Equitable and accessible follow-up and supportive care should be consistent throughout the country.
This should include patient education about the importance of follow-up care, key symptoms and signs that could indicate
recurrence and the support services available. If transport or cost is a barrier to attending follow-up appointments, consider
whether some consultations could be by phone or with a nurse. Ensuring that co-morbidities are well managed is also essential
to improving survival rates among Māori.14 Māori have higher rates of co-morbidities, which increases the complexity
of care if lung cancer is diagnosed, and reduces treatment options, e.g. eligibility for curative surgical resection.14
For further information on early detection of lung cancer, see:
https://bpac.org.nz/2021/lung-cancer.aspx
The nature, severity and duration of symptoms following lung cancer treatment is influenced by various factors, including
the type, extent or intensity of treatment, the patient’s general health status, co-morbidities, psychosocial and lifestyle
factors, e.g. smoking, diet and exercise.15 There may be symptoms or signs caused by complications from the cancer
itself, e.g. hypercalcaemia, which can affect up to 30% of people with cancer.16
Patients with late/long-term physical or psychological effects (see below) can typically be managed in primary care; patients
with post-treatment complications should be discussed with or referred to the relevant specialist, e.g. a patient with dyspnoea
post-radiation therapy may be referred to a respiratory physician, a patient with cardiac failure referred to a cardiologist
or a patient with oesophageal stricture referred to a gastroenterologist (see: “Post-treatment
complications vary by treatment type”).
Physical symptoms following lung cancer treatment
A systematic review including 19 studies of people with NSCLC who were treated with surgery found:17
- Pain, fatigue, dyspnoea and cough were the most commonly reported symptoms; dyspnoea
and fatigue persisted for at least two years post-surgery
- The majority had decreased physical functioning after surgery; this persisted for up to two years in
some people
- Continued smoking, the presence of co-morbidities, more extensive surgical resection and adjuvant chemotherapy whilst
receiving it were associated with poorer post-operative quality of life
- Other common physical symptoms following lung cancer treatment include reduced appetite, malnutrition and insomnia
Non-pharmacological approaches to managing physical symptoms:18, 19
Encourage and support smoking cessation
The key opportunity to encourage and support smoking cessation is at the time of lung cancer diagnosis, and many people
will stop at this point. Smoking cessation rates among people who have undergone cancer treatment gradually decrease over
time.20 However, restart rates are reported to range from 13 – 60%.20 Factors contributing to this
may include nicotine withdrawal, pain, fatigue, nausea, depression and anxiety.20
The ABC model can be used as a guide to offer support and encouragement to stop smoking:
- Ask about and document smoking status, including use of e-cigarettes and exposure to passive smoking
- Give Brief advice to stop
- Strongly encourage the use of Cessation support and offer help in accessing this, and refer to services
if this offer is accepted. A combination of behavioural support and pharmacological treatment is ideal.

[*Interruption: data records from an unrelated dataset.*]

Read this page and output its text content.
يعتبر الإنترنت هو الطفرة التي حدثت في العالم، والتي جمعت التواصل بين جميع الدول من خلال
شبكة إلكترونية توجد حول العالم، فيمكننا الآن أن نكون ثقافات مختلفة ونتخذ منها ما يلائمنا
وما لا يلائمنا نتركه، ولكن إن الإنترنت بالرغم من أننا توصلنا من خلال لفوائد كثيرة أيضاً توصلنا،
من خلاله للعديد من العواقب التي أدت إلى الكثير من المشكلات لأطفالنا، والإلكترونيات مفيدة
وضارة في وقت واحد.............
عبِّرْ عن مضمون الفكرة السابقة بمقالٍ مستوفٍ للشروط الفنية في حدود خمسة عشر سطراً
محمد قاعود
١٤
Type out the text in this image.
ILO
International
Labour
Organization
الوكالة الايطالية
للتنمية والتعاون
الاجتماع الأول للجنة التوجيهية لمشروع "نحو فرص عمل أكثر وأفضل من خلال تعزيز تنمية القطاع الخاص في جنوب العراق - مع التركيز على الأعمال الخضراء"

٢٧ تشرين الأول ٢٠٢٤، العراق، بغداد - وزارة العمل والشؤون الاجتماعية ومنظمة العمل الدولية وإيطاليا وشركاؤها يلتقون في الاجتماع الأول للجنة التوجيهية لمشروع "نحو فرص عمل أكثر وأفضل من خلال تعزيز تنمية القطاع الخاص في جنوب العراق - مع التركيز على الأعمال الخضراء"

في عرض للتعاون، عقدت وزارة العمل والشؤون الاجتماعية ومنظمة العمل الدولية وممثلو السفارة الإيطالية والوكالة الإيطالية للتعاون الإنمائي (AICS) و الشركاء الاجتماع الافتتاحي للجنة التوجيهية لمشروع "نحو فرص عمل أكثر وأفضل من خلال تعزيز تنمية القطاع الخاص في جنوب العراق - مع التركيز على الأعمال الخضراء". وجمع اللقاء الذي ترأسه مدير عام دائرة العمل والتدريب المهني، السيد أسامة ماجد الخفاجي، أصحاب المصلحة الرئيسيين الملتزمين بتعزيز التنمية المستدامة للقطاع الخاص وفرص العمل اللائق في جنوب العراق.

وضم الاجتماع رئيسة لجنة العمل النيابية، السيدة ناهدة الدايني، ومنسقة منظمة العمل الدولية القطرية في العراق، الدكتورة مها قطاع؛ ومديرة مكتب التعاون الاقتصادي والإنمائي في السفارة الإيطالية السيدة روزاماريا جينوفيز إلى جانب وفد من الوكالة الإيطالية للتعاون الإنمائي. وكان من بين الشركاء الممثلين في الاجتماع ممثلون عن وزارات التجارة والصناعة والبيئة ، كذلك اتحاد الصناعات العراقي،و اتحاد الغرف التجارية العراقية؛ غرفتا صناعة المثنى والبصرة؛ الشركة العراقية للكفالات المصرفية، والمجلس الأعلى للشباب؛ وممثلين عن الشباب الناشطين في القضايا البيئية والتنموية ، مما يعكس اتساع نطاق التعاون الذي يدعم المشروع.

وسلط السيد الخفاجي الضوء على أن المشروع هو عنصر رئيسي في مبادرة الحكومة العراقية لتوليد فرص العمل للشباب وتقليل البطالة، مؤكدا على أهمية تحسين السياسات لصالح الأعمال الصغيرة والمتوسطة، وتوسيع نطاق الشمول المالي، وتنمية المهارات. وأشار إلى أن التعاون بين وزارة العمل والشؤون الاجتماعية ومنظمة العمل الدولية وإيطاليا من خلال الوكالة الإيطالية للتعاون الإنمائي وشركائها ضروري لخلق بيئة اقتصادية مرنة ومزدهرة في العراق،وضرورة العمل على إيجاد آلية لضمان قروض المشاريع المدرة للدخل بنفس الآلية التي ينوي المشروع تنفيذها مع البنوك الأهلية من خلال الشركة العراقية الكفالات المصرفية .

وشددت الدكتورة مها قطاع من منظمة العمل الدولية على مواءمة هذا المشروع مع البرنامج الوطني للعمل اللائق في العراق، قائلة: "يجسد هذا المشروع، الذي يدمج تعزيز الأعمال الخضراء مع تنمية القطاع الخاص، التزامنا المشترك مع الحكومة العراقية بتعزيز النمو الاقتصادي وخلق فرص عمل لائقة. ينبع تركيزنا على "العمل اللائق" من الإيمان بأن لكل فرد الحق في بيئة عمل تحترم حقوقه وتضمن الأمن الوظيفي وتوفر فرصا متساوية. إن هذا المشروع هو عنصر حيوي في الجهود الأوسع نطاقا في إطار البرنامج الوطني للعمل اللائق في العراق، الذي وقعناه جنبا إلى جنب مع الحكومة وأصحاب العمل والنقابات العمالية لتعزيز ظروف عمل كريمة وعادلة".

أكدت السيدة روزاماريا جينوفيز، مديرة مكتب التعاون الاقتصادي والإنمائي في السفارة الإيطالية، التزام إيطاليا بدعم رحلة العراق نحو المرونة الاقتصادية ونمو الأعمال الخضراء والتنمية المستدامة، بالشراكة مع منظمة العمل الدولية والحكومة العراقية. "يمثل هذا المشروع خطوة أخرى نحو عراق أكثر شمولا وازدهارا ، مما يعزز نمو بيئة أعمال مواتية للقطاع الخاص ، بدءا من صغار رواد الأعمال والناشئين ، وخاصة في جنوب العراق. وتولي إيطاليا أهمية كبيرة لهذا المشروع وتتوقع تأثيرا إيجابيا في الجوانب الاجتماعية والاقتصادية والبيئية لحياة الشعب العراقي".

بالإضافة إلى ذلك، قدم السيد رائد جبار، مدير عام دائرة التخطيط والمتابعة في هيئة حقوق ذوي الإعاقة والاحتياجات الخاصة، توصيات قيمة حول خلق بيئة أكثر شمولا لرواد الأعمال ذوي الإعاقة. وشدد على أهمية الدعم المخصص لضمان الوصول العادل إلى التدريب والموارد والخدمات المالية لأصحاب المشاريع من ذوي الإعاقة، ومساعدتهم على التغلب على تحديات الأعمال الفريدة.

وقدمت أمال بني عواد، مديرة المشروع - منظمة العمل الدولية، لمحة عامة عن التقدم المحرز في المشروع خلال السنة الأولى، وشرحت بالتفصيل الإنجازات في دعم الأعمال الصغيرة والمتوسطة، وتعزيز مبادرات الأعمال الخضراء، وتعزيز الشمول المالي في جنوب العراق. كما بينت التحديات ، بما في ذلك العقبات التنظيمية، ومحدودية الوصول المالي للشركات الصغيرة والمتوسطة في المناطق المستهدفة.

Pharmacological treatments approved for smoking cessation include nicotine replacement therapy, bupropion, nortriptyline
and varenicline (with Special Authority approval – currently out of stock as at October, 2021).21
For further information on smoking cessation, see:
https://bpac.org.nz/BPJ/2015/October/smoking.aspx
For further information on smoking cessation medicines, including dosing and regimen, contraindications and
cautions, see: https://www.nzf.org.nz/nzf_2838
Physical activity recommendations for people treated for lung cancer
General practice is well placed to co-ordinate and recommend exercise interventions for people who have undergone lung
cancer treatment. There is a range of benefits of exercise in cancer survivors, including improved physical and mental health,
symptom reduction and improved quality of life.19 Tolerance to exercise will vary depending on where the patient
is in their cancer journey; encourage patients to engage in as much physical activity as possible and to reduce sedentary
periods.19 Recommendations should be individualised, taking into account patient preferences, abilities, symptoms,
co-morbidities and safety.19 Refer patients who are unable to exercise safely without supervision or those requiring
additional support to an exercise professional, e.g. pulmonary rehabilitation programme, cancer rehabilitation programme
(e.g. Pinc and Steel NZ – see link below), Green Prescription.
A downloadable exercise template for people with cancer is available from:
https://www.exerciseismedicine.org/support_page.php/moving-through-cancer/
For further information on Pinc and Steel NZ cancer rehabilitation programmes, see: https://www.pincandsteel.com/ N.B.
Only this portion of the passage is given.